Electrician, Sole Trader With A Small Business
What about paperwork and tax?
The paperwork involved with being a sole trader is virtually the same as for self-employed. There are only a few regular things to do. These are:
- Rising invoices when working for clients - you would normally do this after the job has been completed. We advise you to get a few invoices and receipt books printed of in order to make the process more professional.
- Keeping records of expenses - these are costs for everything that can be related to your business, such as vehicle running costs, premises, tools, insurance, materials, phone bills, etc.
- You will have to submit an annual self assessment tax return to HMRC.
As a sole trader, your business income is counted alongside any other personal income you have for tax purposes, so accounting is relatively straightforward. Your tax is calculated via the annual self-assessment process. You will have to pay income tax and National Insurance Contributions (NICs) on your profits. Any losses you make can be offset against your other income. When you fill in your annual self-assessment form, HMRC will calculate any Class 4 NICs you have to pay on your business profits.
It is vital to keep accurate and up-to-date financial records in order to make accounting an easy and fast process. You could do your own annual tax return or you can have an accountant do it on your behalf.
Finding work as a sole trader electrician
When starting your own electrical company, the first thing you will need to decide is whether to start up as a Sole Trader or as a Limited Company.
Sole trader: advantages and disadvantages
As a sole trader electrician, your biggest challenge is finding enough work to get by. That is why most electricians start up as sole traders while they are still in employment. By doing your own work in your spare time you can build up a client base to count on when you decide to quit your day job.
One of the best ways of getting a steady stream of electrical work is by teaming up with a few builders who constantly need electricians to do the electrical work. Plumbers can help as well and you can all recommend each other to clients.
You will have to familiarise yourself with marketing and advertising in order to have a steady stream of work available to you. Make sure to have a look at our guide on marketing for electricians.
The best possible marketing but not easy to achieve is by word of mouth. If you consistently deliver good jobs and satisfy clients, then people will gradually get to know about you and will call you without any other marketing tool involved.
Starting up a small business as an electrician is a great way to maximise your earning potential and be your own boss at the same time. It has many advantages and a few disadvantages.
Here they are:
- Earning potential. From now on you will set the rates of pay for yourself. You will decide how much to charge a client for a certain job. Of course you will face competition so your rates will have to be competitive, but you can expect to earn far more than an employed or a self-employed sub-contractor, and your earnings are uncapped.
- Being one's own boss is for creative and responsible people who are not afraid of hard work and taking risks, since starting up a small business can be extremely hard. You will have to devote all your time for years to come until the company is built up and you can afford to have people working for you. This will mean endless non-electrical work, such as looking for jobs, marketing, giving quotations, getting materials, doing paper work such as invoicing, and off course the worst one - chasing clients to pay up.

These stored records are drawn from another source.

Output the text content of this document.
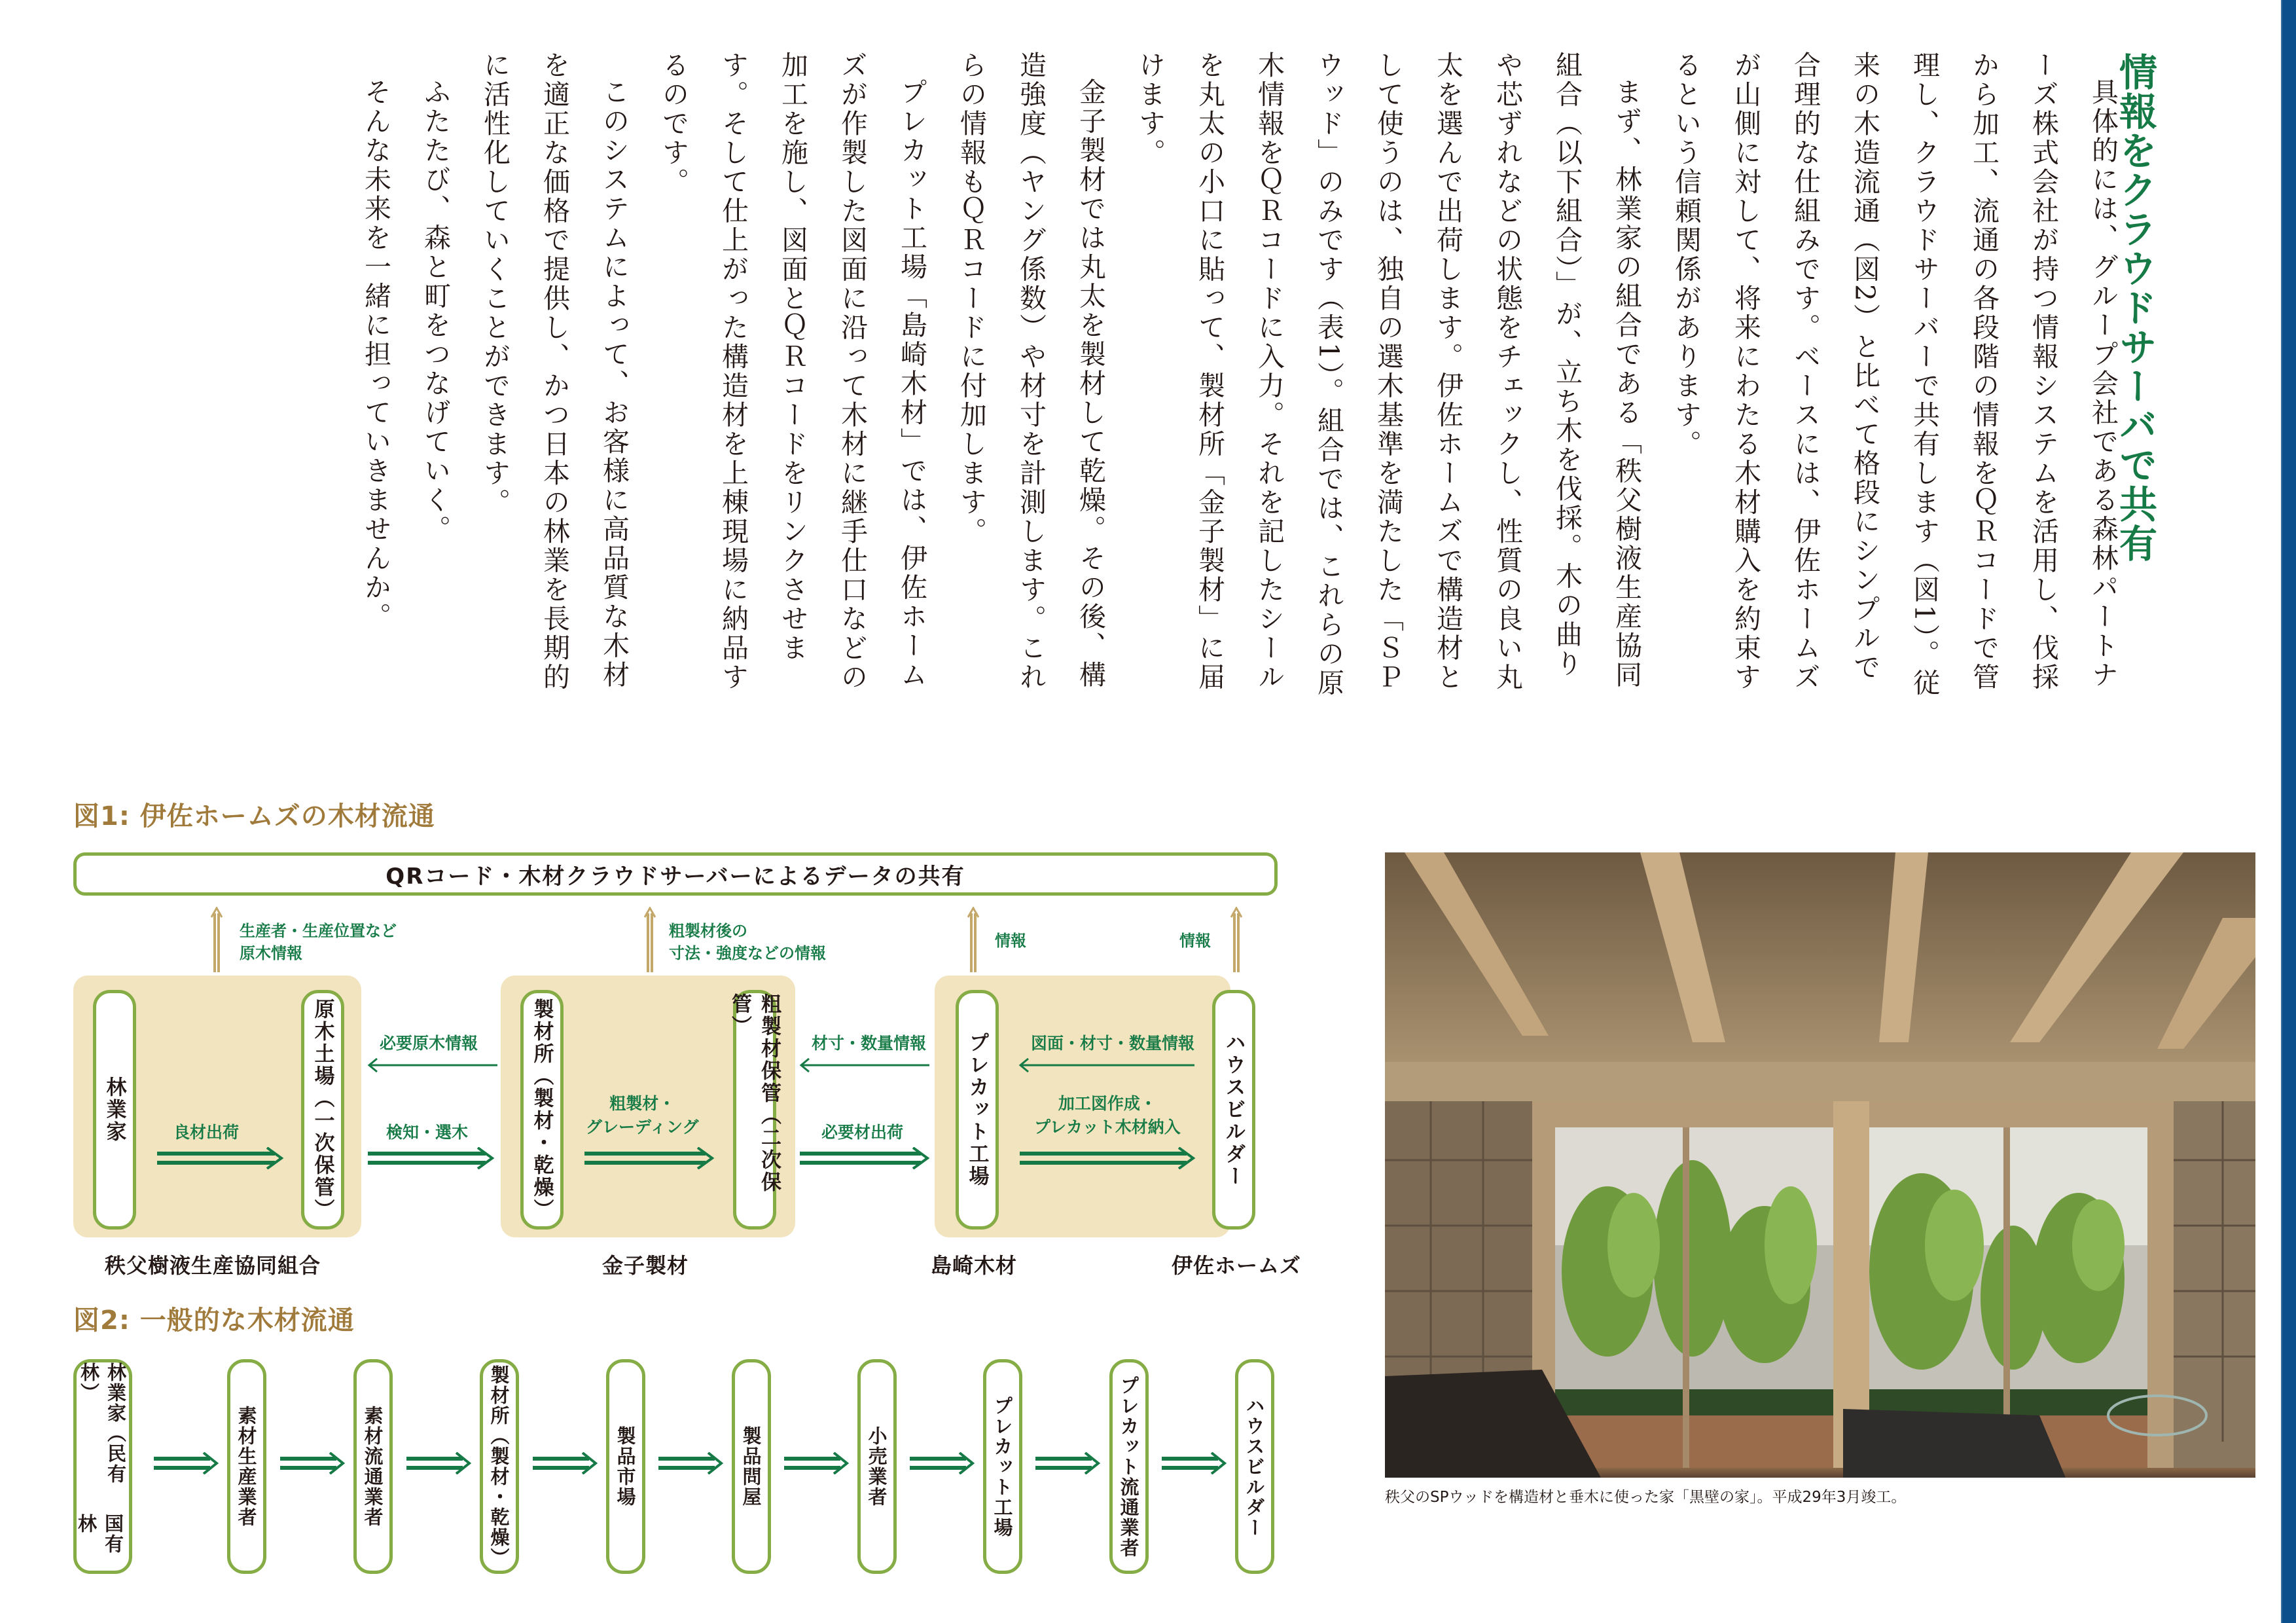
情報をクラウドサーバで共有

具体的には、グループ会社である森林パートナーズ株式会社が持つ情報システムを活用し、伐採から加工、流通の各段階の情報をＱＲコードで管理し、クラウドサーバーで共有します（図1）。従来の木造流通（図2）と比べて格段にシンプルで合理的な仕組みです。ベースには、伊佐ホームズが山側に対して、将来にわたる木材購入を約束するという信頼関係があります。

まず、林業家の組合である「秩父樹液生産協同組合（以下組合）」が、立ち木を伐採。木の曲りや芯ずれなどの状態をチェックし、性質の良い丸太を選んで出荷します。伊佐ホームズで構造材として使うのは、独自の選木基準を満たした「ＳＰウッド」のみです（表1）。組合では、これらの原木情報をＱＲコードに入力。それを記したシールを丸太の小口に貼って、製材所「金子製材」に届けます。

金子製材では丸太を製材して乾燥。その後、構造強度（ヤング係数）や材寸を計測します。これらの情報もＱＲコードに付加します。

プレカット工場「島崎木材」では、伊佐ホームズが作製した図面に沿って木材に継手仕口などの加工を施し、図面とＱＲコードをリンクさせます。そして仕上がった構造材を上棟現場に納品するのです。

このシステムによって、お客様に高品質な木材を適正な価格で提供し、かつ日本の林業を長期的に活性化していくことができます。

ふたたび、森と町をつなげていく。

そんな未来を一緒に担っていきませんか。

図1: 伊佐ホームズの木材流通
QRコード・木材クラウドサーバーによるデータの共有
生産者・生産位置など
原木情報
粗製材後の
寸法・強度などの情報
情報	情報
林業家	原木土場（一次保管）	製材所（製材・乾燥）	粗製材保管（二次保管）
プレカット工場	ハウスビルダー
必要原木情報	材寸・数量情報	図面・材寸・数量情報
良材出荷	検知・選木
粗製材・
グレーディング	必要材出荷
加工図作成・
プレカット木材納入
秩父樹液生産協同組合	金子製材	島崎木材	伊佐ホームズ
図2: 一般的な木材流通
林業家（民有林）
国有林	素材生産業者	素材流通業者	製材所（製材・乾燥）	製品市場	製品問屋	小売業者	プレカット工場	プレカット流通業者	ハウスビルダー	秩父のSPウッドを構造材と垂木に使った家「黒壁の家」。平成29年3月竣工。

- An enormous advantage is that you can set your own hours, you decide on what schedule is most efficient. However, in the first few years you will most certainly not have enough time for your family.
- If your small business takes off to a good start you can build it up to a decent level within a few years and afford to hire employees to work for you. This may make your earning potential grow exponentially if they are productive enough. Of course it isn't easy to find good workers, and even if you do it is always you and your management skills that your business depends on.